Minute Rice in the Era of Instant Obsolesence

Gary and Tina had three ugly kids, a run-down bungalow on the industrial edge of the suburbs, two rusty sedans and no ambition. They'd been married for nearly three decades and the only thing keeping either of them going was each's desire to see the other die first. Gary Fleenor had been the Runner-Up State Spelling Bee Champ in High School, but he'd assumed the title after a scandal rocked the world of competitive letter recitation, connecting the winner, one Margaret Bloom, to both the Yakuza and Archibald Pez, of novelty-candy-dispenser fame. The title had earned Gary the admiration of then-incarcerated Tina Radmonowitz. She was performing community service, collecting trash on the highway median, when she happened across the article that had broken the "Spelldown Snafu" story. It would be eight months before they met in person, but what began was a fiery correspondence built on lies and exaggeration, would gradually blossom into a bitter, stagnant marraige. Derek Fleenor, the first mistake, was good with his hands, or so went the testimony of the five eyewitnesses to his first aggrivated assault.

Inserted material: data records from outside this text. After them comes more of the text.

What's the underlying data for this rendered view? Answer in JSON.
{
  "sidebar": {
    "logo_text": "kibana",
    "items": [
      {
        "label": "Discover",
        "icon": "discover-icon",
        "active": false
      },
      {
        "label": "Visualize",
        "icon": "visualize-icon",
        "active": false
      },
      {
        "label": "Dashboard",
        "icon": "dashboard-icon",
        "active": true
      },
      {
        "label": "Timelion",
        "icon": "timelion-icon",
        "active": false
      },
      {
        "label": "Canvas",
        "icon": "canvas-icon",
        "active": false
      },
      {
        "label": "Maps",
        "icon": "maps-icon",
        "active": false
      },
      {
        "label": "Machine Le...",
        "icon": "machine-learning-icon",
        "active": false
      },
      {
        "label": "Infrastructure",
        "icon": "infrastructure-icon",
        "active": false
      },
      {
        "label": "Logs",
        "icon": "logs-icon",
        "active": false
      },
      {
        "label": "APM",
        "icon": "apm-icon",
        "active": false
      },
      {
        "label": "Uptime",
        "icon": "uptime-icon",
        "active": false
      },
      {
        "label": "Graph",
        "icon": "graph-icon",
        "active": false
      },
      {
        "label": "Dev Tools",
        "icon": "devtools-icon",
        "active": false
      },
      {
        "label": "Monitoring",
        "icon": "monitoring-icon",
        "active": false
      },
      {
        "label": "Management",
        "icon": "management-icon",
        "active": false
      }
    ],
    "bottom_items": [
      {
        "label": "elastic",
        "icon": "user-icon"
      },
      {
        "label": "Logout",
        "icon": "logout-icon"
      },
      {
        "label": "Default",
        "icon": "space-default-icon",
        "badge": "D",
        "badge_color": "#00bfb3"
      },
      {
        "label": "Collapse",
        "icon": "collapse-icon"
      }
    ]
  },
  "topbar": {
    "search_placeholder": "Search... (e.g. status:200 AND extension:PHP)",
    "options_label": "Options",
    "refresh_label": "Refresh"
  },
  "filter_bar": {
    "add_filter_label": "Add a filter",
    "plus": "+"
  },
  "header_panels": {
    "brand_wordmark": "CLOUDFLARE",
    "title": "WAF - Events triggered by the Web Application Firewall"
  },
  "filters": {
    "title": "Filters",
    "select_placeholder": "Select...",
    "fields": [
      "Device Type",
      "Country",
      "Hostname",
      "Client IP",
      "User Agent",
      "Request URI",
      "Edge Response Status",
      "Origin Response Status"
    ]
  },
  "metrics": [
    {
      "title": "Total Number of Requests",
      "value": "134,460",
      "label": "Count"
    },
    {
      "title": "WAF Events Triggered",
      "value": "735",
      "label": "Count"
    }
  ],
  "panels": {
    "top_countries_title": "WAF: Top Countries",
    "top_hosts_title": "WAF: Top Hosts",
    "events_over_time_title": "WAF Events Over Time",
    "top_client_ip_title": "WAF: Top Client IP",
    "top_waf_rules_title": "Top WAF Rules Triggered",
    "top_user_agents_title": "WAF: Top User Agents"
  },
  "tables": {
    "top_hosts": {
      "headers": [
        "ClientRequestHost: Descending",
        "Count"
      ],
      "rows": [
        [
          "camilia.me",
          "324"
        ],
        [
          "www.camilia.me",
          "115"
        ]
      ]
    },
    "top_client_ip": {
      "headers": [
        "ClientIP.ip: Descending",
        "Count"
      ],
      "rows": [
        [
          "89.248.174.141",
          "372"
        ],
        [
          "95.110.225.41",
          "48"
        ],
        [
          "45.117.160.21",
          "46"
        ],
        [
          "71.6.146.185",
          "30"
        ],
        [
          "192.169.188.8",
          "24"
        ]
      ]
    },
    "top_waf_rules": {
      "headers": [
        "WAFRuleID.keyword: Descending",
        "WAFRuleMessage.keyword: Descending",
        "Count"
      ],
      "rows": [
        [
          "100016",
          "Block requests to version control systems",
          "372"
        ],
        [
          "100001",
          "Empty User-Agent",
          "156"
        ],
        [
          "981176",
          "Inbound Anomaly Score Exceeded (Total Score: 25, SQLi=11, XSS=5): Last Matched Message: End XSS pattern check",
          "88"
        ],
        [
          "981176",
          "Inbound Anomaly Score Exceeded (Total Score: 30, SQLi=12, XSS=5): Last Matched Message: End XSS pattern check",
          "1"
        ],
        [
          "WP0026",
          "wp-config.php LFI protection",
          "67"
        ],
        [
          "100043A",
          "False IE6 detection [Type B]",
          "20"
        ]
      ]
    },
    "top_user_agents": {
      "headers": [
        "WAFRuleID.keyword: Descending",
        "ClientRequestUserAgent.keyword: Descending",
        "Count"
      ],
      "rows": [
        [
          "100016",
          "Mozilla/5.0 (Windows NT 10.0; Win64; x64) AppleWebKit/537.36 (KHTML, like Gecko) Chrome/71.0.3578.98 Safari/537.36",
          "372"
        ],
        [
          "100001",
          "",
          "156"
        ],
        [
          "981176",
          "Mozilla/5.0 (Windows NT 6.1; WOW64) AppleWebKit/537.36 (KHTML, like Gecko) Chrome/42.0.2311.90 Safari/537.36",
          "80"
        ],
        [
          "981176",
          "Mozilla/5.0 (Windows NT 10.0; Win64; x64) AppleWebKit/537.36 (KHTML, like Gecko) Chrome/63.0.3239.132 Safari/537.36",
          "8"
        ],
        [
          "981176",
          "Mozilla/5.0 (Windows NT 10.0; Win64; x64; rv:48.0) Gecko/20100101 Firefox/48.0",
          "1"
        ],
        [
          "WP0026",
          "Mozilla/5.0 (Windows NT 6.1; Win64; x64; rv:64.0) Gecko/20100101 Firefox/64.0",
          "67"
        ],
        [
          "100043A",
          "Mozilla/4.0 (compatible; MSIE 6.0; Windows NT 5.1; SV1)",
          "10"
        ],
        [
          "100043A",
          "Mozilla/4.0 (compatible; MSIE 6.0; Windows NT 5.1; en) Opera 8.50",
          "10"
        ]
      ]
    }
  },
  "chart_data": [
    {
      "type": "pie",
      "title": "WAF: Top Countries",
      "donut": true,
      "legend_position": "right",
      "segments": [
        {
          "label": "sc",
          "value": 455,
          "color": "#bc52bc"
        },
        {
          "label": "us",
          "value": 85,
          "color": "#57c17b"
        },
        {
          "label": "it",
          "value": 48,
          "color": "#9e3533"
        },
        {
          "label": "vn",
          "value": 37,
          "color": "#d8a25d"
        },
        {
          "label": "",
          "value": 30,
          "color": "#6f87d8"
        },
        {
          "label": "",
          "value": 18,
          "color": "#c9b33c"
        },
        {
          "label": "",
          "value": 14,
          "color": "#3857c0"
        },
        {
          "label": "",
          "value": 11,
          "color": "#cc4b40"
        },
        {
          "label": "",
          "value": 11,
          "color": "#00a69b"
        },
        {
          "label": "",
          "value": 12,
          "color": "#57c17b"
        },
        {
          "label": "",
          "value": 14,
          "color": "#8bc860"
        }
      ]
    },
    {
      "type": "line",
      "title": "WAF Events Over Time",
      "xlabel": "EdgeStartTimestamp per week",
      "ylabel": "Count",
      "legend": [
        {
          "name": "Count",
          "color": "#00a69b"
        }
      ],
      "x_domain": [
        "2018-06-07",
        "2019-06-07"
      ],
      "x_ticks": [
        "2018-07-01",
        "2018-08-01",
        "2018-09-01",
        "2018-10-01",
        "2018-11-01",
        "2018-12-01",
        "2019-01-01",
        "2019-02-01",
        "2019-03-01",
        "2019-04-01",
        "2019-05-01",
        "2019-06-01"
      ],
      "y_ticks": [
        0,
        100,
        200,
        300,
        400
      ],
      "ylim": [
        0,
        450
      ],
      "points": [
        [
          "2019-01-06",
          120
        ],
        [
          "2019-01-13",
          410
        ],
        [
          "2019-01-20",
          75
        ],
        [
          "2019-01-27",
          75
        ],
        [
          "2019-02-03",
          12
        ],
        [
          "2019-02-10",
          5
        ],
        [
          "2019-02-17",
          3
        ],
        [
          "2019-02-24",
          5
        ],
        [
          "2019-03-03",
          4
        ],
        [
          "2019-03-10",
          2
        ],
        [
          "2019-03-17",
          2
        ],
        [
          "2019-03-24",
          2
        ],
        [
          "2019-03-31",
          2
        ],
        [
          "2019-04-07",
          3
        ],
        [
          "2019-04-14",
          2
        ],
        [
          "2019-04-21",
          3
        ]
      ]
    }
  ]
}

He'd made it through six states before the stolen Chevy he was driving into oncoming traffic siezed up and went into a skid. When he awoke in the prison hospital, he was no longer a biped. It was the subject of much ridicule in the infrequent letters to "ol' one leg." Betty, the only Fleenor who had ever shown promise outside of the world of organized crime, died of Leukemia during a protracted legal battle for the rights to her first novel, "Please God! Kill Me Now." Eventually, the royalties were awarded to Gary and Tina who spent them on huckster balding cures and crack cocaine, respectively. The baby, Vernon, four-and-a-half, had no real concept of the hell he was being raised in. He also knew very little of his older siblings. To him the world consisted of blaring sirens which, when he was lucky, were from the "Real Police Drama" programs his mother watched and the slow, sour smell of unwashed clothing, which made up the bulk of the house's furniture. Eventually he probably grew up to do something undesirable for shit pay, but nobody cares about stories like that, so let's just say he became an astronaut. Vernon Fleenor, the first man on Mars!